En 2016, un equipo de investigadores publicó un estudio que comparaba la precisión diagnóstica de médicos y computadoras.
Y, además, los resultados eran sorprendentes.
No sólo encontraron que los médicos ganaban a las computadoras haciendo diagnósticos, es que ganaban por goleada: 72% contra 34%.
Tras tantos años anunciando la revolución que iban a suponer estos sistemas, la profesión médica podía “respirar tranquila“.
La cuestión es que todo ha cambiado.
Ha cambiado mucho. De hecho.
El último trabajo sobre el tema de Google Research y Deep Mind muestra perfectamente ese cambio.
En este estudio, el equipo ajustó un chatbot de IA para responder preguntas médicas comunes.
Más tarde, pidieron a un amplio equipo de médicos que respondieran a esas mismas preguntas y, finalmente, pidieron a un panel de nuevos médicos que juzgaran la corrección y pertinencia de ambos conjuntos de respuestas.
El panel juzgó como correctas el 92,6% de las generadas con inteligencia artificial frente al 92,9% de las respuestas proporcionadas por otros médicos.
Sí, los médicos aún ganan a las máquinas (aunque sea por poco) y, además, aparentemente los dos estudios no se refieren exactamente a la misma tarea: uno analizaba el diagnóstico de enfermedades y el otro evalúa respuestas a preguntas médicas.
No obstante, esa diferencia es solo “aparente” porque el verdadero problema que las inteligencias artificiales tienen que resolver sí está en las dos tareas: el hecho de que la información está en la cabeza de los pacientes.
El estudio de Harvard de 2016 comparaba a médicos de todo el mundo con ‘comprobadores de síntomas interactivos’ (‘symptom checkers’).

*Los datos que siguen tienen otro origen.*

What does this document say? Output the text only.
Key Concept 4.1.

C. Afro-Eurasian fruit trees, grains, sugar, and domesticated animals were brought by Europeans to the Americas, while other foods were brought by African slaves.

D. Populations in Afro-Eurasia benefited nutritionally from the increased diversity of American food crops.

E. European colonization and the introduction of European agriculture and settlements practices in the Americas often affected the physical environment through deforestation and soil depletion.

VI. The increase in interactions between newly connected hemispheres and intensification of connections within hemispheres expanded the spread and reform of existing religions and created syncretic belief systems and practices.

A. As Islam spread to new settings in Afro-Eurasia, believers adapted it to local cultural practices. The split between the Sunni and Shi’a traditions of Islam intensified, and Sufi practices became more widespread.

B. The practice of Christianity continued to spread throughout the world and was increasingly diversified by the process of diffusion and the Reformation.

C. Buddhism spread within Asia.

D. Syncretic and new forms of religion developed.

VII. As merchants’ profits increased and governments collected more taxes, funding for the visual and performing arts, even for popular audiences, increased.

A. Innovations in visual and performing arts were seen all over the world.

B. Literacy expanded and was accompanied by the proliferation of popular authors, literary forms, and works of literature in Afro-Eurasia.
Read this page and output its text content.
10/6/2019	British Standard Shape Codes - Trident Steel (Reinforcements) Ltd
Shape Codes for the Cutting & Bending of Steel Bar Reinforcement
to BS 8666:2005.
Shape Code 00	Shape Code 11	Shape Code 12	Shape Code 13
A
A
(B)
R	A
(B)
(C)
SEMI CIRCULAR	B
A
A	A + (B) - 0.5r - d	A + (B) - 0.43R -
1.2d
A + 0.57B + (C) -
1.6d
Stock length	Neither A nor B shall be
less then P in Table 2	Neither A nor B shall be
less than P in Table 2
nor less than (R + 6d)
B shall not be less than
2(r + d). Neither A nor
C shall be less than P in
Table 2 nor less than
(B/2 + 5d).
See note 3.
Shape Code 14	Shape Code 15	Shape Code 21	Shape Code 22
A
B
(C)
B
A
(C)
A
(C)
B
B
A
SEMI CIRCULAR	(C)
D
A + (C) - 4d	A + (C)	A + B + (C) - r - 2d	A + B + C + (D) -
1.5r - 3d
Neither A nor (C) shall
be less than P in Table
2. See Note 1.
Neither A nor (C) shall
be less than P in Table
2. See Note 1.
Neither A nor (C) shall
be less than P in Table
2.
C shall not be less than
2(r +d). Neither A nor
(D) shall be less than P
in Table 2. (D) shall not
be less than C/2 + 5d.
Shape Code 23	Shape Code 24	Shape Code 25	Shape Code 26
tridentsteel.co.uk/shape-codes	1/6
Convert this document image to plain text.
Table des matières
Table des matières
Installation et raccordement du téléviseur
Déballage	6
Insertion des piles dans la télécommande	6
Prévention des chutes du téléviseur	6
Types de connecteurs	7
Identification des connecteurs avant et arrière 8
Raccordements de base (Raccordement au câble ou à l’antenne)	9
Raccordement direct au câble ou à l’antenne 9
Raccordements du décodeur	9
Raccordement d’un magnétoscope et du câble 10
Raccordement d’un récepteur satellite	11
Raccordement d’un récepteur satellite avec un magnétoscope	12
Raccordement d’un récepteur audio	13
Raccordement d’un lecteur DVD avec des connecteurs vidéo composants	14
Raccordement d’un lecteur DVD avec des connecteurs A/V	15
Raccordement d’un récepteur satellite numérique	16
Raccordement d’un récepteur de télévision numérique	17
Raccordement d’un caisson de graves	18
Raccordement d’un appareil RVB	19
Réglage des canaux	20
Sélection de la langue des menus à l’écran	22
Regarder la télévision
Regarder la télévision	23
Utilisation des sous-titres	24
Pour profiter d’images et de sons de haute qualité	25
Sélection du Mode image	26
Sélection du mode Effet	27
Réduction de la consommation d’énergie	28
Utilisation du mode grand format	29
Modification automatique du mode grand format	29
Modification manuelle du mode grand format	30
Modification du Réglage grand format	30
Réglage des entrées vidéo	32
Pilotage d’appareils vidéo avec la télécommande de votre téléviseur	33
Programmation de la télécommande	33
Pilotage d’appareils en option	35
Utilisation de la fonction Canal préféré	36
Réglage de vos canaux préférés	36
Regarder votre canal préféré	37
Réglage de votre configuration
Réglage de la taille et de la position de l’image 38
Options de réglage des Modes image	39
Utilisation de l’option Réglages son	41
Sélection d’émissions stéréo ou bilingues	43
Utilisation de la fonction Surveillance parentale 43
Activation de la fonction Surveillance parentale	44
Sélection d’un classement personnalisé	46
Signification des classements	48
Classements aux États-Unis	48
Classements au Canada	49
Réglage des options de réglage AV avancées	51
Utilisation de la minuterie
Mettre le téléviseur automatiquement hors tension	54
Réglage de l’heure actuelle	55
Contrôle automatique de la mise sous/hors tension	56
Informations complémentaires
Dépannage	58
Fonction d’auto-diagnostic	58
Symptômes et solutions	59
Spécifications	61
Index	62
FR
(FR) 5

Es decir, con enormes formularios en los que el paciente va introduciendo datos como la edad, dónde le duele o desde cuándo y generan (o ayudan a generar) un autodiagnóstico.
No utilizaban sistemas expertos ni algoritmos de inteligencia artificial.
Y no lo hacían por un motivo: que era probable que emplear uno de esos sistemas no hubiera mejorado mucho los resultados.
Para 2016 ya había inteligencias artificiales que igualaban o mejoraban los diagnósticos de los médicos.
El problema es que solo funcionaban cuando trabajan con datos objetivos (radiografías, TACs o análisis clínicos) o cuando alguien había codificado los síntomas en una base de datos previamente.
Los bots eran manifiestamente torpes sacando la información clínica de los pacientes.
Extraer síntomas, entender qué nos está diciendo el enfermo y qué no nos está diciendo: ahí es donde está la miga de la profesión médica aunque a veces se nos olvide.
Y por eso, el resultado de Google es tan relevante.
No se trata solo de “dar” información correcta.
Se trata de leer las preguntas, entender sus matices y comprender qué es lo que nos están preguntando (a veces más allá de lo evidente).
En muy poco tiempo, los resultados se han estrechado muchísimo.
Eso sí, aún no es escalable. El proceso sigue necesitando seres humanos y un trabajo muy intensivo.
No obrante, es lo que hace pensar que, ahora sí, la explosión del reconocimiento de lenguaje natural puede destrozar esa “última frontera” de la medicina robótica.
Está claro que hay que llevar esta tecnología a los diagnósticos reales para ver qué pasa, cómo actúa, qué es capaz de lograr.
No obstante, la buena noticia es que buena parte del camino que se marcaba hace seis años ya está recorrido en su mayor parte: todo parece indicar que estamos a las puertas de cambios importantes.
Aunque para eso, y es importante tenerlo de cuenta, tendremos que cambiar también nuestra forma de ver a las máquinas.
Aún hoy seguimos teniendo el sesgo por el que sobredimensionamos los fallos de las máquinas, aunque sean estadísticamente más fiables.
No es algo que se circunscribe a las IAs, pasa también con los aviones, por ejemplo.
Es algo que va cambiando a medida que las máquinas se van haciendo más importantes en nuestro día a día, pero que sigue mediando nuestra confianza en las máquinas, algoritmos y robots.